Firstly then, what do we mean by backup? A backup is simply a copy of a file or data stored in a separate location in case the original is damaged or no longer available. Therefore, keeping a copy of your files in another folder in the same location doesn’t cut it. Why? Because if your data gets encrypted by a cyber-attacked both copies of the data will be encrypted and lost.
If you use OneDrive, keeping a copy in Google Drive (or vice versa) is a good example of a backup. In this scenario, your primary working data is in One Drive and you would be regularly copying the data to Google Drive either manually or automatically. Should the issue ever arise where your OneDrive data is lost or unusable you can revert to the Google Drive copy. The only data lost will be what has change since the last backup was take.
Which brings us to the next point – how often should you back up? This will depend on a number of things but for personal data which is what we’re talking about here the short answer is it depends on how much the data changes. If you change one file a day and the changes are minor then a weekly backup may be sufficient for you to recover if there’s ever an issue. However, if you have lots of files that are altered frequently then you will want to backup daily or even more frequently.
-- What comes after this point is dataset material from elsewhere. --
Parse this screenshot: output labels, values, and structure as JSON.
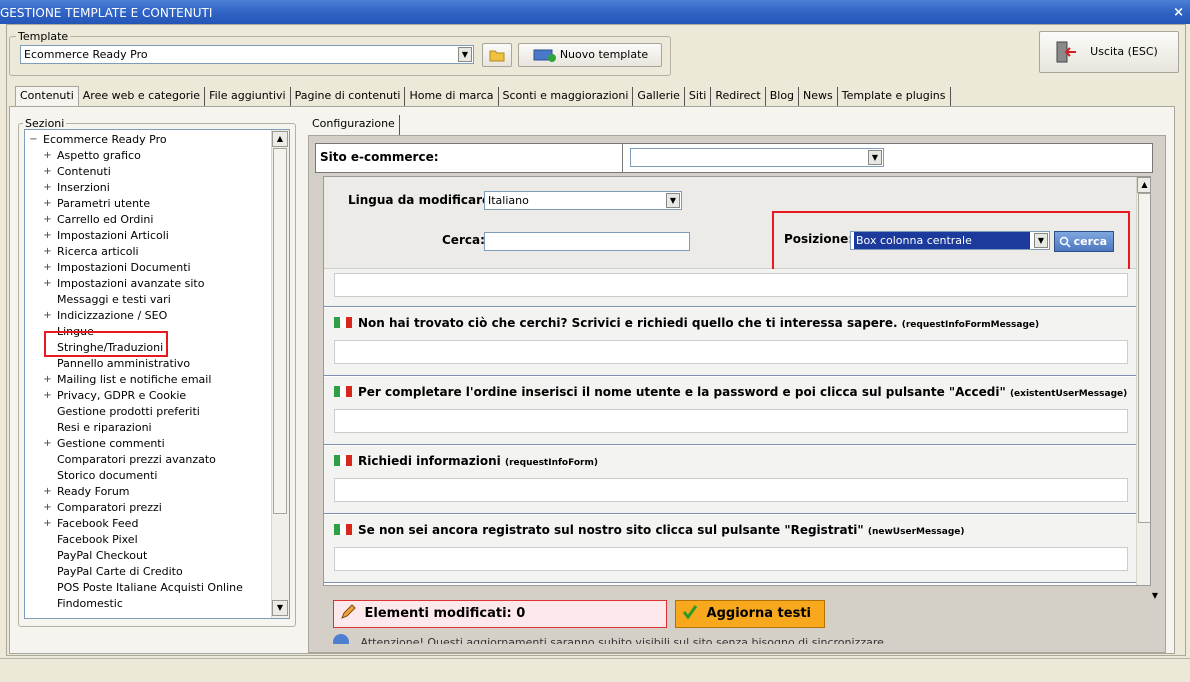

One of the best ways to work out your backup frequency is to ask yourself how much data can I recover from losing? The answer to this is the absolute least frequent you should back up. A general rule would be to half that amount so you’re not under extreme pressure in a worst-case scenario where you’ve lost all your data.
Now that you’ve worked out how much data and how often you need to backup, the final piece of the puzzle is how should the data be backed up. There are many options in this scenario. One of the easiest is to regularly copy data to your backup location manually. This can be as easy as dragging the folders into the backup location and letting them update. The data could be copied to a cloud service such as OneDrive, Google Drive or Dropbox, or it could be copied to an external hard drive. Please note that if you’re using an external hard drive you need to disconnect it after the backup if you’re backing up from your computer or it will be the same as the drives on your computer and subject to compromise in an attack. If you have a lot of data to backup or data that changes frequently then you may wish to consider a backup service. Tom’s Guide has a good list of current potential solutions here. Whichever option you choose to go with also ensure you check it regularly to make sure your backups and working correctly. There’s nothing worse than thinking your data is backed up only to find it hasn’t been working for months when you really need that data back.
Plan ahead and expect to be attacked. Don’t think it can’t happen to you.